Amayra mengusap pipi suaminya, "Maaf, tapi aku sudah memutuskan. Kita berpisah saja."

Gray menepis tangan Amayra dengan kasar, Amayra sudah mencampakkan dirinya, ini seperti dia sudah dibuang. Gray ingin berjuang bersamanya tapi Amayra sudah melepaskan dirinya.

"Gray?"

Amayra melihat Gray menjauh darinya, pria itu pergi meninggalkannya tanpa mengucapkan kata apapun lagi.

Amayra meremas perutnya, dari tadi dia menahan sakit. Penyakit dalam rahimnya mulai menggerogoti secara perlahan. Amayra merintih kesakitan, dia jatuh berlutut di lantai yang dingin bersamaan dengan gelas berisi air yang membentur lantai, serpihan gelas tersebar.
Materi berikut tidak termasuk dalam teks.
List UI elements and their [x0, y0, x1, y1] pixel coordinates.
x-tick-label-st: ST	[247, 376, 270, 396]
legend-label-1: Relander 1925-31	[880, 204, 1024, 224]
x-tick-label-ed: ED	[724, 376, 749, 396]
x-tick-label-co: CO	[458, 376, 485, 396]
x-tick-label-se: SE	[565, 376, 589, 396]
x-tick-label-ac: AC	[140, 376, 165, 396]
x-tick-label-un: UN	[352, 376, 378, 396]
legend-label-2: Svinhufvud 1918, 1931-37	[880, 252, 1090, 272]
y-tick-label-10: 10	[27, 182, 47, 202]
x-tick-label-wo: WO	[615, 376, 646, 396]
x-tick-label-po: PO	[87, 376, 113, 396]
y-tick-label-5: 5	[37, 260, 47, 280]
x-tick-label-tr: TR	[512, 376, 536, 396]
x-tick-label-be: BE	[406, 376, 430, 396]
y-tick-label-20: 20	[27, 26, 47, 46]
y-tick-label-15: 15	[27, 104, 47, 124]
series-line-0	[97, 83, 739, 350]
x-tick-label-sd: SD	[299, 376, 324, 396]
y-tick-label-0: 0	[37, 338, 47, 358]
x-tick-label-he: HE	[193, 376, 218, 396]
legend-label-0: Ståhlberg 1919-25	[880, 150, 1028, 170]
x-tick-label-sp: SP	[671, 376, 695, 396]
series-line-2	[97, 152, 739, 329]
Hatinya seperti serpihan gelas itu, rasa sakitnya juga. Amayra sudah menyerah, meskipun kehidupannya berakhir sekarang karena penyakit ini dia akan menerimanya. Dia tidak akan merasa berat saat pergi karena sudah tidak memiliki apapun, sepertinya ucapan gadis yang menolongnya semalam tidak bisa menyelamatkannya. Pandangan mata mulai gelap, Amayra sudah kehilangan kesadarannya.